One of the great mysteries of the Indian Establishment is its one-sided love affair with the US. When Manmohan Singh told 'the worst US president in history', George Bush, "the people of India love you", he may have sounded dotty but he was mostly accurate. The people of India do love the people of the US. The question to ask is whether the reverse is also true.
As I write, breathless Indian journalists journeying excitedly to New York on their own expense—Mr Modi refused to give them a free ride—report extravagantly on our prime minister finally being allowed entry into the sacred land where the pursuit of happiness is a constitutional right. Now, I don't wish to be critical of my colleagues, but their hoopla and hype in covering the 'historic visit' is completely over-the-top.

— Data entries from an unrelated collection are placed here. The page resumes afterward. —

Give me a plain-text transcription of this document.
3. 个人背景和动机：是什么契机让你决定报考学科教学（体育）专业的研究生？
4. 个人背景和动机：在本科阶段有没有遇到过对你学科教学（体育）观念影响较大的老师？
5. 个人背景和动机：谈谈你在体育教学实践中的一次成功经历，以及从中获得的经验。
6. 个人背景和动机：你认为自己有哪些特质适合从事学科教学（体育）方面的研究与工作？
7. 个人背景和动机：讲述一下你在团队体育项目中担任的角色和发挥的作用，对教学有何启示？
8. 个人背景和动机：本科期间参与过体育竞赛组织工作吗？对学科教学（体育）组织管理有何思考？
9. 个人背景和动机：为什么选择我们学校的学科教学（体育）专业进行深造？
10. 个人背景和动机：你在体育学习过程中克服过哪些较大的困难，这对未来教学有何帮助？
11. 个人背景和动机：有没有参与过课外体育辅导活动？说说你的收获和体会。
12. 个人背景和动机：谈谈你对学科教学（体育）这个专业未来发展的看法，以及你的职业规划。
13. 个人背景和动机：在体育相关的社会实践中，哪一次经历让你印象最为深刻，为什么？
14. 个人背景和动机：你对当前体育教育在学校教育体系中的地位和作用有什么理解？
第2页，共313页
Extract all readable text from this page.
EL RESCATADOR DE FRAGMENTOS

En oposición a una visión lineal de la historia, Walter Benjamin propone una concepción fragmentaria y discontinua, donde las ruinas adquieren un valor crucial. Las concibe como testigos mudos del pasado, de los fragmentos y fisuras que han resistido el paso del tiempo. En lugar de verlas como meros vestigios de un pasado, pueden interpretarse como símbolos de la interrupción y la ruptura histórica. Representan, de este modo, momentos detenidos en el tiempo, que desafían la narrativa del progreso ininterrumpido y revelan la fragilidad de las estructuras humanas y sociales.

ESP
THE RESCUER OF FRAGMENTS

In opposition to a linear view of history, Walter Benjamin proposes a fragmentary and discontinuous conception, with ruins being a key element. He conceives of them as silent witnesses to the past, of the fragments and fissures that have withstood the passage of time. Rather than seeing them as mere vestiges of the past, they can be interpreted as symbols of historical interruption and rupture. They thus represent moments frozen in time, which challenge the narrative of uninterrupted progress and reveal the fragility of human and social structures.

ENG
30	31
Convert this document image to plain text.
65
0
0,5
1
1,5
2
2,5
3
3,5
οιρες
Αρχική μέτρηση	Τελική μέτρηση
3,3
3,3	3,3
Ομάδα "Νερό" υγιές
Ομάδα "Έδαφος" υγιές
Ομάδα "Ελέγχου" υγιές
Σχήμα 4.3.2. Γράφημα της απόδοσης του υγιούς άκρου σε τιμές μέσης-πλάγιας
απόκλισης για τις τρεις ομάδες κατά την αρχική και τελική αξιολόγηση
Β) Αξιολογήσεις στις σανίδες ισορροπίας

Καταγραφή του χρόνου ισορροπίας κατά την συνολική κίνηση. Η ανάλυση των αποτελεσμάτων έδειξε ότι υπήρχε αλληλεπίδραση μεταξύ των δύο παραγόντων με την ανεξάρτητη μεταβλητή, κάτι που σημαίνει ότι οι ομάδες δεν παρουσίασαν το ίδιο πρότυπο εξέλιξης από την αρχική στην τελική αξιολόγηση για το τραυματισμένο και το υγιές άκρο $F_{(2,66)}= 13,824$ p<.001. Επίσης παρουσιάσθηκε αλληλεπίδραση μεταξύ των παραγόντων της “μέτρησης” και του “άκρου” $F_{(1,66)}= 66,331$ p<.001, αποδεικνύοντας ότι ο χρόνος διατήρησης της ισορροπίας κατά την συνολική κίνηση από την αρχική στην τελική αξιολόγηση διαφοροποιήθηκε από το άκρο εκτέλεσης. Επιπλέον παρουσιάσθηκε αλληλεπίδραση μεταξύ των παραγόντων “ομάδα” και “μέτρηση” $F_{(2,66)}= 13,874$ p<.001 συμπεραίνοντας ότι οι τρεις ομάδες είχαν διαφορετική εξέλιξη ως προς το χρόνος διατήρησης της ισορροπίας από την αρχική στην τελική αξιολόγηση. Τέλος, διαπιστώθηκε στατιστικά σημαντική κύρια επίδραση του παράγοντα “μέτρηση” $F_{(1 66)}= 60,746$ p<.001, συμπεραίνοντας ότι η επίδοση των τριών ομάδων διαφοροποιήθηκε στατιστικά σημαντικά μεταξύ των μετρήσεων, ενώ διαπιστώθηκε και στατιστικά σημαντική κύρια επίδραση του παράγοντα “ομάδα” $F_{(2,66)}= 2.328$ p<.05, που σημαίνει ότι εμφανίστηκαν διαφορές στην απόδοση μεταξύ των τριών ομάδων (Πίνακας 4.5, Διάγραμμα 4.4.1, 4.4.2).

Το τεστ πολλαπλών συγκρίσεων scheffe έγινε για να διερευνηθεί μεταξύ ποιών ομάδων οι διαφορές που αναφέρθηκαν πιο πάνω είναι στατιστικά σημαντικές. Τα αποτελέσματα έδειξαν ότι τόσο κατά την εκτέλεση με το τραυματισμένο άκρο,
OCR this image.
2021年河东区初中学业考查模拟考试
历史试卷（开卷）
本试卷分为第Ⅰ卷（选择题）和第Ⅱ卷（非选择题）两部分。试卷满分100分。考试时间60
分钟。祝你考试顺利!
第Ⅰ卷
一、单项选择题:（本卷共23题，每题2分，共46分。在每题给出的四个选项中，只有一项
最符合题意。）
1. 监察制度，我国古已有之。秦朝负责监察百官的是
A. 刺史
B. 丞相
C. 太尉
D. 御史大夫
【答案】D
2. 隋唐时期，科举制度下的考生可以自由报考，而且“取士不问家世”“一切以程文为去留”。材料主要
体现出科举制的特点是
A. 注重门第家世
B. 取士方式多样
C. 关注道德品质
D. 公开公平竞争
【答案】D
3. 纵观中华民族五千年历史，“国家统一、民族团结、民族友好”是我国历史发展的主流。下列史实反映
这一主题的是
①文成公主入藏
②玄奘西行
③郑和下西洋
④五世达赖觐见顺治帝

No detail is unworthy of mention. What will Modi wear: frenzied speculation prevails whether we will get a chance to see him suited-booted since his designated designer, Troy Costa, doesn't do ethnic wear. What will he eat: not much, it turns out, except sip lime juice. Who will he meet: small fry, if you exclude Barack Obama, and no Nawaz Sharif. Where will he stay: in a suite at the Taj's Pierre. How many receptions will he attend and what is the entry fee for seeing Modi at Madison Square Gardens?
So many critical questions, all answered lovingly at prime time. Incidentally, it is worth pointing out, our press corps was conspicuous by its absence in Japan and China—countries less 'sexy' than America but more useful from our perspective.
When I wrote one-sided love affair, I meant the country we are wooing appears indifferent to our charms. Indeed, it has always been indifferent. A former ambassador, Rajiv Dogra, says, "An intensely self-absorbed nation, the US can pick up a new ally or casually discard a trusted one."
Why are we so insanely besotted with America? The reverence for shared values in the two largest democracies did not stop Richard Nixon and Henry Kissinger sending the Seventh Fleet to our shores ready to fire. More recently, it did not stop officially sanctioned spying of our political parties that included spying on the current PM.
The US thinks so highly of India, it forgot to post a proper ambassador to New Delhi since June 2011, when Timothy Reimer left. For all the big talk, bilateral trade between the two countries falls behind China and the UAE. And the way the wind is blowing, Japan will soon overtake the US. Yet, in the public imagination, America is the land of milk and honey and the future.
Now, before the reader thinks I am a frustrated Trot or America-hater, let me quickly add I yield to no one in my love for Humphrey Bogart, Levi's and popcorn. I'm, however, challenging the wisdom of investing so much in a relationship that yields so little.
Our distorted relationship with the US results from two factors. Ninety per cent of our civil servants, academics, politicians and industrialists ensure their children are educated in the US and imbibe American values, chiefly individualism.
Thus, we are madly pro-America because those who make and influence policy have a vested interest in that country. The Indian elite is sold out to Uncle Sam, who occasionally throws some crumbs.
Rediscovery of India
And then we have the three-million strong NRI and PIO community. I have yet to meet a more smug, selfserving, patronising, opinionated lot. Ideologically, they are a little to the Right of Yogi Adityanath. Till a decade ago, these superior folk could not stand India: it was dirty, corrupt, lazy, poor and inefficient. Third-rate, in other words. Today, they queue up to buy luxury apartments in gated colonies in Gurgaon saying they always wanted to return home.
The first generation of NRIs—Bobby Jindal, Nikki Haley and Preet Bharara—pretend their parents' birthplace does not exist. They may have Indian wives, Indian names, kids who look desi, but India for them could be Mars. Why? Because acknowledging their 'roots' would harm their political careers.
Recently, I received a letter from an NRI in Texas who claimed to be concerned about the health of the nation. He promised to send the princely sum of $100 if I agreed to build toilets in a village close to the Capital. He sent detailed instructions of how his money was to be spent. I threw the letter in the waste paper basket.
This community exercises enormous pressure on any government in power to tow the American line so that the US becomes our pre-eminent partner, especially in business and strategic matters. These gents are a menace. Currently, with the PM in their midst, they are in full flow. I am not suggesting we declare war on Uncle Sam. However, our relationship must be driven by self-interest, not by NRIs.
Sigmund Freud said, "America is a mistake, a gigantic mistake." I would not go as far as Herr Doktor. I would rather misquote Faiz Ahmed Faiz, "Aur bhi mulk hain zamane mein America ke siva."